Only there's one huge difference: Unlike Facebook, which admitted to purposefully manipulating the emotions of its users, OKCupid said it lies to users to help improve their matchmaking system and help users find love.
Christian Rudder, one of the founders of OKCupid, wrote an enticing blog post called "We Experiment On Human Beings!" to lay out three different experiments the dating site ran on its users without asking for permission.
"Guess what, everybody: if you use the Internet, you're the subject of hundreds of experiments at any given time, on every site," Rudder said. "That's how websites work."
Rudder starts off the post with the following disclaimer:
I'm the first to admit it: we might be popular, we might create a lot of great relationships, we might blah blah blah. But OkCupid doesn't really know what it's doing. Neither does any other website... Experiments are how you sort all this out.

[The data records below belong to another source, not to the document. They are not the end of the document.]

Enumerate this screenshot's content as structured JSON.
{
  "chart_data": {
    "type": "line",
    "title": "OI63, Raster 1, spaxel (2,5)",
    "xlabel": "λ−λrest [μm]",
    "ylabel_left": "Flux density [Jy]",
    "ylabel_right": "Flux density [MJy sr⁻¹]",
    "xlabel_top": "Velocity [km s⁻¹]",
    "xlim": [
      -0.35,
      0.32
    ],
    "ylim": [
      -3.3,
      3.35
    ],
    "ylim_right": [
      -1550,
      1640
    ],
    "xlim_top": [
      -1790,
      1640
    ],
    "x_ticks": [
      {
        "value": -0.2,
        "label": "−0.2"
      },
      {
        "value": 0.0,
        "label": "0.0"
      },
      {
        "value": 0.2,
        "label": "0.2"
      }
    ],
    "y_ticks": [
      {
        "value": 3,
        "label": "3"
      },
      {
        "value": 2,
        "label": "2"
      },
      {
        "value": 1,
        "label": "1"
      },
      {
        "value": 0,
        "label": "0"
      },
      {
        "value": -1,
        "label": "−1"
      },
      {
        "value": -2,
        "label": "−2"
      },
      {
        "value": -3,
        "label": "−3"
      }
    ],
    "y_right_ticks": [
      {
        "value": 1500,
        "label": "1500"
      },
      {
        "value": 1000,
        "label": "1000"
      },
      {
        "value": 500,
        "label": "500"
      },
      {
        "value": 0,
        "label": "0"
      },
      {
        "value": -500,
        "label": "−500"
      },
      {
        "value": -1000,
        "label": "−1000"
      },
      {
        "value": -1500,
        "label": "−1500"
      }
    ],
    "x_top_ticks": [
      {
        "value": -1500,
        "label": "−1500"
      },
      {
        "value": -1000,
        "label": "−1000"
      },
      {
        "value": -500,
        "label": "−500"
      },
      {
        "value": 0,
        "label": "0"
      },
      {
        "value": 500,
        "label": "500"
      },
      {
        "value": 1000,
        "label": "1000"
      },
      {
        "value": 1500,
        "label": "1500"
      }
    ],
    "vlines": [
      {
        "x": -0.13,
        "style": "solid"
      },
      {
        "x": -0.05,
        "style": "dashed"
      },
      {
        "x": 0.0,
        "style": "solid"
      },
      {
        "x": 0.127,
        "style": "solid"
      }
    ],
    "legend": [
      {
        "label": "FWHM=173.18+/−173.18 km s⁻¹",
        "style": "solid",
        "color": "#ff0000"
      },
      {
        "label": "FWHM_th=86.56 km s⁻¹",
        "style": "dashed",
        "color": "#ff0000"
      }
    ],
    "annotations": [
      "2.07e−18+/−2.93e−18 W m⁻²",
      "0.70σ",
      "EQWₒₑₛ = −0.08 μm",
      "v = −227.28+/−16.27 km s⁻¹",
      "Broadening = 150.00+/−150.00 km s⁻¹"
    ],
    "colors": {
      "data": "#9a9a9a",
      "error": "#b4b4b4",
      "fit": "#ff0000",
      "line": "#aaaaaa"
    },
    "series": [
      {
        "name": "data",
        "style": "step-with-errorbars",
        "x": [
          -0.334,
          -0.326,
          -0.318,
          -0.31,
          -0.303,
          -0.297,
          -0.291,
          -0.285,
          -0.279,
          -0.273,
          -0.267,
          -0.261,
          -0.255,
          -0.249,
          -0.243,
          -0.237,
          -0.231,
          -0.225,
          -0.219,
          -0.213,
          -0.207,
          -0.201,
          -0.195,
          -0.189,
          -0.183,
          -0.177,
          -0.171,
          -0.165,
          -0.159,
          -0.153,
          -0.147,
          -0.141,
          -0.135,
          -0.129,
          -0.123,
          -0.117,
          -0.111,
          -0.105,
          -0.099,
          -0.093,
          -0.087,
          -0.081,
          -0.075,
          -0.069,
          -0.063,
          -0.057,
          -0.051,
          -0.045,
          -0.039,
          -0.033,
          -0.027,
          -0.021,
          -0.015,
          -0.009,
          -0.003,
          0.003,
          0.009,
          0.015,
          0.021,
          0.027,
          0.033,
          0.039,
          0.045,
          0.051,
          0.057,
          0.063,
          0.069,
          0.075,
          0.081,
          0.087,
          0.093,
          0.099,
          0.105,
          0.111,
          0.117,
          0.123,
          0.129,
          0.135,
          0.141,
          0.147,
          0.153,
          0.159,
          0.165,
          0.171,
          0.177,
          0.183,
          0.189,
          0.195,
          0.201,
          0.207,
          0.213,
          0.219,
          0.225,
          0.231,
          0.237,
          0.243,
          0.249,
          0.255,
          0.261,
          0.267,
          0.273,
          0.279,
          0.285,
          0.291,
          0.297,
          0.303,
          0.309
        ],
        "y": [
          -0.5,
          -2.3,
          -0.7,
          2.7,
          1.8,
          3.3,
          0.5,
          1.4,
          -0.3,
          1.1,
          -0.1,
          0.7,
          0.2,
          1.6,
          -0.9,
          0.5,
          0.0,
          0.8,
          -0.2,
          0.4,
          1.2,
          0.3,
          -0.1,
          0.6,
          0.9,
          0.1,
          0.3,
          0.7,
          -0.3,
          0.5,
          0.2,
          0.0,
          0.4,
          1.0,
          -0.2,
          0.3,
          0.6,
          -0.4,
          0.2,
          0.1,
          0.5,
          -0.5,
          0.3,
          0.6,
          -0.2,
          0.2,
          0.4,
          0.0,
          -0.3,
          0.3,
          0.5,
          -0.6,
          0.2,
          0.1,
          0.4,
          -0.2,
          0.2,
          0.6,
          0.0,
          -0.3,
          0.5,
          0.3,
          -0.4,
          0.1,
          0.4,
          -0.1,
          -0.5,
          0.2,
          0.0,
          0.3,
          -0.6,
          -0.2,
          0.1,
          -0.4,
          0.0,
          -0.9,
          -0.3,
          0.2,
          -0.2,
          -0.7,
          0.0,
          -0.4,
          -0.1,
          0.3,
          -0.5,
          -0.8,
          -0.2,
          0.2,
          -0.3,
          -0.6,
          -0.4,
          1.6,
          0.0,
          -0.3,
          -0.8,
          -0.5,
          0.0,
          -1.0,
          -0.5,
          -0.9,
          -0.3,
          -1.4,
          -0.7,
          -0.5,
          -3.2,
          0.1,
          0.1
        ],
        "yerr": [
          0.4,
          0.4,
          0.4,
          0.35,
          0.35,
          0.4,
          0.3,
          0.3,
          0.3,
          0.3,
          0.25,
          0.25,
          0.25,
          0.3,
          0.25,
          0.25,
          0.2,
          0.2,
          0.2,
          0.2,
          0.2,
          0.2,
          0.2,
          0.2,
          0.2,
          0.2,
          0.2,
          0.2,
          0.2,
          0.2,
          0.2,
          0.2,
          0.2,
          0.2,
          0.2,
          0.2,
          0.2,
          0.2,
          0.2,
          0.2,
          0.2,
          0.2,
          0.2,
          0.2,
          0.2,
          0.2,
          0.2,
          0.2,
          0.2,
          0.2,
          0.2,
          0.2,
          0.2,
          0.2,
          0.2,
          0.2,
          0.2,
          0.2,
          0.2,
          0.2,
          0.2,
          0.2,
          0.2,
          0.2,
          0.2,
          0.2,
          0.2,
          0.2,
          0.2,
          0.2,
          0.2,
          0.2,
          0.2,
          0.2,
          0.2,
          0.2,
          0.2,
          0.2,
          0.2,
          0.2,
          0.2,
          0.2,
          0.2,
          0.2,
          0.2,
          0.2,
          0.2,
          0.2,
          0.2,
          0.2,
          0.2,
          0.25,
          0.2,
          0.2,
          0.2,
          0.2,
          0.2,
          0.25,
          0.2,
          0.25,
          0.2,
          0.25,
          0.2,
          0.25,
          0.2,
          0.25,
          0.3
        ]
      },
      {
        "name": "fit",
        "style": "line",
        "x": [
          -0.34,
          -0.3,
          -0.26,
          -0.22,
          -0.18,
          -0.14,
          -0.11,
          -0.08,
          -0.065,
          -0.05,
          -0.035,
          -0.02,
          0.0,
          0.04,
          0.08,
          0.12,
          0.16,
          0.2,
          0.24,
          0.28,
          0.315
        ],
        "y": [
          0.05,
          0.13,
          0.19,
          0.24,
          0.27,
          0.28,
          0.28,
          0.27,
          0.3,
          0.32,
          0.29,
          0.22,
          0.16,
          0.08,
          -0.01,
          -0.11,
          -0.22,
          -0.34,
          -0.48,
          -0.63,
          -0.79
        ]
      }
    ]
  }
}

He goes on to explain three experiments OKCupid has performed on its users, which allegedly helped the site do a better job at matching its users.
The first experiment is the most benign since it was entirely public. Last year, OKCupid proclaimed "Love Is Blind Day" on Jan. 15 and turned into a blind date app, removing all photos of its users. In those seven photo-less hours, OKCupid noticed new conversations dipped dramatically, but people responded to first messages 44% more frequently and contact details were exchanged more quickly.
"In short, OKCupid worked better," Rudder explained.
The second experiment helped OKCupid determine the best way to feature profiles. In an AB test, some users saw profiles with just photos and others saw both photos and text. And the company discovered people care about photos much more so than words. It wasn't too shocking, but the information was useful nonetheless for the site hoping to match up its users.
The third experiment may have been the most controversial, in that OKCupid actually lied to users about what they were seeing on the website. The company took pairs of users with low match ratings of around 30% (the ideal match is 100%) and told them they were a 90% match. They also did the opposite, giving highly-compatible pairs of users low match ratings.
OKCupid found, somewhat unsurprisingly, that more people sent messages to matches they perceived to be compatible with. But users also sent more messages to people they were actually compatible with, regardless of the match score shown to them, proving the efficacy of its matching algorithm, but also the role of suggestion in matchmaking.
So fine, OKCupid didn't warn users it was messing with them, but these kinds of experimentations can actually help the dating site do a better job at finding you a date, so is that really so bad?